Why does NOT IN (subquery) return zero rows when the subquery contains a NULL, and how do you fix it?
SQL uses three-valued logic: comparing any value to NULL yields UNKNOWN, not FALSE. NOT IN evaluates as NOT (a = v1 OR a = v2 OR ...), so a single NULL in the list makes the entire predicate UNKNOWN for every row, suppressing all results. Use NOT EXISTS or a LEFT JOIN anti-pattern instead.
How to think about it
What the question is really testing
This is one of the most dangerous silent bugs in SQL — the query runs without errors, looks plausible, and returns zero rows when it should return many. Interviewers ask it to check whether you understand SQL’s three-valued logic and whether you reach for safe patterns reflexively.
Why it breaks — step by step
Say you want customers who did NOT place an order this month:
SELECT customer_id
FROM customers
WHERE customer_id NOT IN (
SELECT customer_id FROM orders WHERE order_month = 6
);
This looks correct. But if even one row in the orders subquery has a NULL customer_id, the engine expands the predicate like this:
NOT (customer_id = 1 OR customer_id = 2 OR customer_id = NULL)
The expression customer_id = NULL evaluates to UNKNOWN — not TRUE, not FALSE. Then:
x OR UNKNOWN = UNKNOWN(unless x is TRUE)NOT UNKNOWN = UNKNOWN
SQL only passes rows where the WHERE predicate is TRUE. Since every row evaluates to UNKNOWN, all rows are filtered out — silently.
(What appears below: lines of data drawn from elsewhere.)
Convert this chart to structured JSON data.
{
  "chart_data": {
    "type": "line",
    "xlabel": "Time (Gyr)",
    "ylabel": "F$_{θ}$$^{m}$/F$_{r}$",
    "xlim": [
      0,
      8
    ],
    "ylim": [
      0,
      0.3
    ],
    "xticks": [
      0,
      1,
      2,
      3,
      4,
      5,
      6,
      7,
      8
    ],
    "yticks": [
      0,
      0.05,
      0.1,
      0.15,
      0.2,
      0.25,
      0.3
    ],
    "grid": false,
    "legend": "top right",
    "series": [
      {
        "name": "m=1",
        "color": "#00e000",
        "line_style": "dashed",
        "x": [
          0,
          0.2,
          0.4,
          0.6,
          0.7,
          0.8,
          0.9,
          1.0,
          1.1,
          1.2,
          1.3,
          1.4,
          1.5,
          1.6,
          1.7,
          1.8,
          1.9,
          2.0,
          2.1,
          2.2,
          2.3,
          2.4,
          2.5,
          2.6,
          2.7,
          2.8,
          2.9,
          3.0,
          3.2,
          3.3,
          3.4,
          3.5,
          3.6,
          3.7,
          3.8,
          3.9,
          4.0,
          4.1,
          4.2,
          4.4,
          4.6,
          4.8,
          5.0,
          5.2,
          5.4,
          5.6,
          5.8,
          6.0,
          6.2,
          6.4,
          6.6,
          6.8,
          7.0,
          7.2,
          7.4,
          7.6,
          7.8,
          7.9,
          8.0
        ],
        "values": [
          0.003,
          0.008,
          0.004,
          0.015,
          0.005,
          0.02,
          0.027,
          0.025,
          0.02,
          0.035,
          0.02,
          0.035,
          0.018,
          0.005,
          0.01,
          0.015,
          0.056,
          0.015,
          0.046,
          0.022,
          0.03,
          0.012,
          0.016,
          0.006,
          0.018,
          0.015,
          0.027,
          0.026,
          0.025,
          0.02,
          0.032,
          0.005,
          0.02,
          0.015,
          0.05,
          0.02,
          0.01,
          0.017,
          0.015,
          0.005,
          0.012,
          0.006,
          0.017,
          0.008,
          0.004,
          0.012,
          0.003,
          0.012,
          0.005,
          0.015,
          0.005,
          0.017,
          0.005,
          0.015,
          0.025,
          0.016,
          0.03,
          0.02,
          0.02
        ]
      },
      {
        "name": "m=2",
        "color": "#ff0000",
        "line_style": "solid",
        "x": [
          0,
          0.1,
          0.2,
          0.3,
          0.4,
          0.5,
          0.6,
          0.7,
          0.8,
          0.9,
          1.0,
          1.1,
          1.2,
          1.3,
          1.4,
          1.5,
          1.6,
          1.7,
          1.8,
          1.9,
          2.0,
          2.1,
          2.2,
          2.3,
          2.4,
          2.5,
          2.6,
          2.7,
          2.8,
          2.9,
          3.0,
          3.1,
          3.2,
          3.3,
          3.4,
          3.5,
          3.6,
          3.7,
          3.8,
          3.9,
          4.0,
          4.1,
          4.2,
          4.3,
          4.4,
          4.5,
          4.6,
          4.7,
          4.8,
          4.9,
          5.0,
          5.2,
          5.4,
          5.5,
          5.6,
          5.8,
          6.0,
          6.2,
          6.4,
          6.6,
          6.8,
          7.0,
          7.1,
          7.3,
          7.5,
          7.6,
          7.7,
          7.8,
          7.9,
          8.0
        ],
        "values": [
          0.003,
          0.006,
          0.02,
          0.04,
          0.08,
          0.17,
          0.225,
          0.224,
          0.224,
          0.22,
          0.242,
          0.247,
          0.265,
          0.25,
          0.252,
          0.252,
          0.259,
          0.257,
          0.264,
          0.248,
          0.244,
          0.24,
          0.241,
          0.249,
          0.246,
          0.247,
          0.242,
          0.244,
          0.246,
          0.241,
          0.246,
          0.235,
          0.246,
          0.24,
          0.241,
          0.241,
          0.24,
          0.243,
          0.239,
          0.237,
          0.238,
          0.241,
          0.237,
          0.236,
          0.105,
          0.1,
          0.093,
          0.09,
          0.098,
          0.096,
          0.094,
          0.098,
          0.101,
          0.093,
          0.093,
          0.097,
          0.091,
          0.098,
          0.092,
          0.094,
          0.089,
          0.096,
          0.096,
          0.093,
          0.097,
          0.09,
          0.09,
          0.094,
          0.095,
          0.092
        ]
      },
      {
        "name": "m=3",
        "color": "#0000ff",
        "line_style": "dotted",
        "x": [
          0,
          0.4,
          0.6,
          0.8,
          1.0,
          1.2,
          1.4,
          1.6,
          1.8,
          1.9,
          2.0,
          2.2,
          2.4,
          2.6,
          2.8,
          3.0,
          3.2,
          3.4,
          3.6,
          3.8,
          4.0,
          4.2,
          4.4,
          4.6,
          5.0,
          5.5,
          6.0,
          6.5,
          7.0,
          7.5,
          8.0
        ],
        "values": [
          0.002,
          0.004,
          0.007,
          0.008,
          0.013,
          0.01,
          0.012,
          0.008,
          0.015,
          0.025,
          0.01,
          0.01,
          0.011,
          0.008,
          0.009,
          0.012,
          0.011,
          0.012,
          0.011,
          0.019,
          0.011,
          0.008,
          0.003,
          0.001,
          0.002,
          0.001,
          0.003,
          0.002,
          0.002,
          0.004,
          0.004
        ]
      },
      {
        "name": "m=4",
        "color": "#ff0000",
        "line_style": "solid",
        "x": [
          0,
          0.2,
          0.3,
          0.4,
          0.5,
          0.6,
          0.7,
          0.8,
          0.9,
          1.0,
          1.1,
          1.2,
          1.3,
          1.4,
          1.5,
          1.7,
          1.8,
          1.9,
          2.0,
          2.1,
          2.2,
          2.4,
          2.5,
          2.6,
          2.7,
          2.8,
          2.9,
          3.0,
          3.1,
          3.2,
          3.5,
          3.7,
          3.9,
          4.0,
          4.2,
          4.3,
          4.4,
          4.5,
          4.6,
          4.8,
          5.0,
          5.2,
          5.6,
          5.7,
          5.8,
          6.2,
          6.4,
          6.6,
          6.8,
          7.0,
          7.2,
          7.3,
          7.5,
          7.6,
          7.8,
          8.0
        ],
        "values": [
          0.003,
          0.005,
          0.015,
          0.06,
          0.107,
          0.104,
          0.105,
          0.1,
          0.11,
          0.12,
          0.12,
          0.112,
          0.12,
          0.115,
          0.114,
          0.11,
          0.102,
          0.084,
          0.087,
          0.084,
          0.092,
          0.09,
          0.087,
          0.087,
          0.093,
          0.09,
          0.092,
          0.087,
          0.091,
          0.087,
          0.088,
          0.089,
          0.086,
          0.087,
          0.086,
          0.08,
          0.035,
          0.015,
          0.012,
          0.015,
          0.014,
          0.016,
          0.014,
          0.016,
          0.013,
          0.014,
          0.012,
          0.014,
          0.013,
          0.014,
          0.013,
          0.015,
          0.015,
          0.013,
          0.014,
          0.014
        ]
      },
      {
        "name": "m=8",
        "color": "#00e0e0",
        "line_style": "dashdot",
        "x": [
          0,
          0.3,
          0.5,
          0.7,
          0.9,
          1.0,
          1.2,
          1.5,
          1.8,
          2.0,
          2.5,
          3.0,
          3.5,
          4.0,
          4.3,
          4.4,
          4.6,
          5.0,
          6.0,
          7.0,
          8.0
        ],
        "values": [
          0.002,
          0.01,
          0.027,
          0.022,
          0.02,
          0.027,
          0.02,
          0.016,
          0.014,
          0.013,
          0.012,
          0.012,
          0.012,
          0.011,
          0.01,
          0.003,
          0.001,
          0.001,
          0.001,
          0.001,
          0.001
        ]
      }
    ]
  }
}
No error, no warning, zero rows.
See the trap live
The first playground shows NOT IN with a NULL in the subquery — watch it return nothing.
Now fix it with NOT EXISTS — this returns customers 3 and 4 as expected:
The two safe alternatives
NOT EXISTS (preferred):
SELECT c.customer_id
FROM customers c
WHERE NOT EXISTS (
SELECT 1 FROM orders o
WHERE o.customer_id = c.customer_id
AND o.order_month = 6
);
LEFT JOIN anti-join:
SELECT c.customer_id
FROM customers c
LEFT JOIN orders o
ON c.customer_id = o.customer_id
AND o.order_month = 6
WHERE o.customer_id IS NULL;
Both are NULL-safe. NOT EXISTS short-circuits as soon as a match is found, making it often faster. The LEFT JOIN form is sometimes more familiar to data analysts coming from pandas.
A third option — adding AND customer_id IS NOT NULL to the subquery — works but is fragile. You have to remember to add it every time, and a future schema change (making the column nullable) will silently break it again.